Es el camino de los Legionarios de Cristo. Como la Iglesia, su apasionado amor, caminan, al decir de Agustín, entre las persecuciones de los hombres y los consuelos de Dios. Por eso me fío de ellos. Porque llevan en su frente - despejada, limpia, radiosa con el vigor del doncel enamorado - el sello del Evangeli ¡Ay si todo el mundo habla bien de vosotros..! Si a Mí me han perseguido, también a vosotros... El Papa, tantas veces vigía de alegres mañanas, se ha dado cuenta, hace muchos años, de que aquí hay madera. Por eso quiere entrañablemente a Marcial Maciel, blanco de incomprensibles incomprensiones durante largos, dolientes años que él llama de la gran bendición. En medio de tanto..., nada ni nadie pudo lograr que él se apartara de la Roca. Jesucristo, muy de atrás, le había puesto en el corazón de su Vicario. Y ahora, Pedro ha querido decirle: Adelante.

Estas son las esperanzas de la Iglesia. Cuando la vida religiosa padece un cáncer tan grave que parecía incurable, el organismo se regenera. Congregaciones beneméritas se mueren, se resquebrajan férreas fidelidades, laboreos incansables se detienen. Miraron en direcciones equivocadas. Agostados de vocaciones, siguen, sin embargo, empecinados en posturas absurdas que creyeron descubrir hace cuarenta años y que les han llevado a la autodemolición.
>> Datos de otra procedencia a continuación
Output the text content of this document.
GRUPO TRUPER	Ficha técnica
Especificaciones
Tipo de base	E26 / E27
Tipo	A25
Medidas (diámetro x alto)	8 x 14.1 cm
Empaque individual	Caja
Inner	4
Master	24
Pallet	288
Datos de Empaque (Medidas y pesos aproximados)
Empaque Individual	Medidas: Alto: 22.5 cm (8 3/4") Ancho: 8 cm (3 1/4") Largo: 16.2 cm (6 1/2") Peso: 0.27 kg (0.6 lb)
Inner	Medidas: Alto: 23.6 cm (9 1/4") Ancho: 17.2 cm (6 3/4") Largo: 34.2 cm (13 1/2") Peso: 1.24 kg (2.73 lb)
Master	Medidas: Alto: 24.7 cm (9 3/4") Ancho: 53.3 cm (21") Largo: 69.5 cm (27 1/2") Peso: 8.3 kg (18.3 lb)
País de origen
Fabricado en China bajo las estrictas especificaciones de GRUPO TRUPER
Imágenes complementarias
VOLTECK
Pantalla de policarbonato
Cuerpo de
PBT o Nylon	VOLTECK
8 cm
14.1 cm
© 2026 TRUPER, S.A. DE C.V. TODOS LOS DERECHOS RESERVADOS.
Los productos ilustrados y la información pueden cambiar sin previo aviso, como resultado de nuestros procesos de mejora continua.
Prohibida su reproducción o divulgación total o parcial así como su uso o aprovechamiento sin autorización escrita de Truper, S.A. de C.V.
Pero es el Espíritu Santo quien conduce la Iglesia, y no los afectados por el prurito de estériles novelerías. Y, cuando unos ejércitos desertan o se pasan al enemigo, Él suscita otros que continúan la conquista sin temer el fragor de la batalla.

Jóvenes entregados a la entusiasta extensión del Reino, con una admirable formación humana, intelectual, espiritual. Porte exquisitamente viril, de religiosos a la moderna, sin la afectación del gesto torcido. Junto a la firmeza indoblegable, la bienoliente naturalidad de la humildad.  Caridad siempre, sellando sus labios en mil ocasiones la sonrisa del silencio, sin caer en complejos victimistas. Mucha oración. Mucha penitencia. Mucho trabajo. Alegría a raudales, y siembra incansable de paz. Estos son los Legionarios de Cristo. Contagian. Por eso, en su derredor, han hecho surgir familias ejemplares, cuajadas de hijos y florecidas de espléndidas vocaciones. Y laicos consagrados, apóstoles de bandera, a tiempo pleno. Son la gente del Regnum Christi. El Papa ha querido dejar claro, saltándose los cauces acostumbrados, que está con ellos.

Los perros al fin, ¿qué otra cosa saben hacer? enronquecen con los ladridos diabólicos de la calumnia. Tanto mejor. Me recuerda lo de Don Quijote: Ladran, Sancho; luego cabalgamos.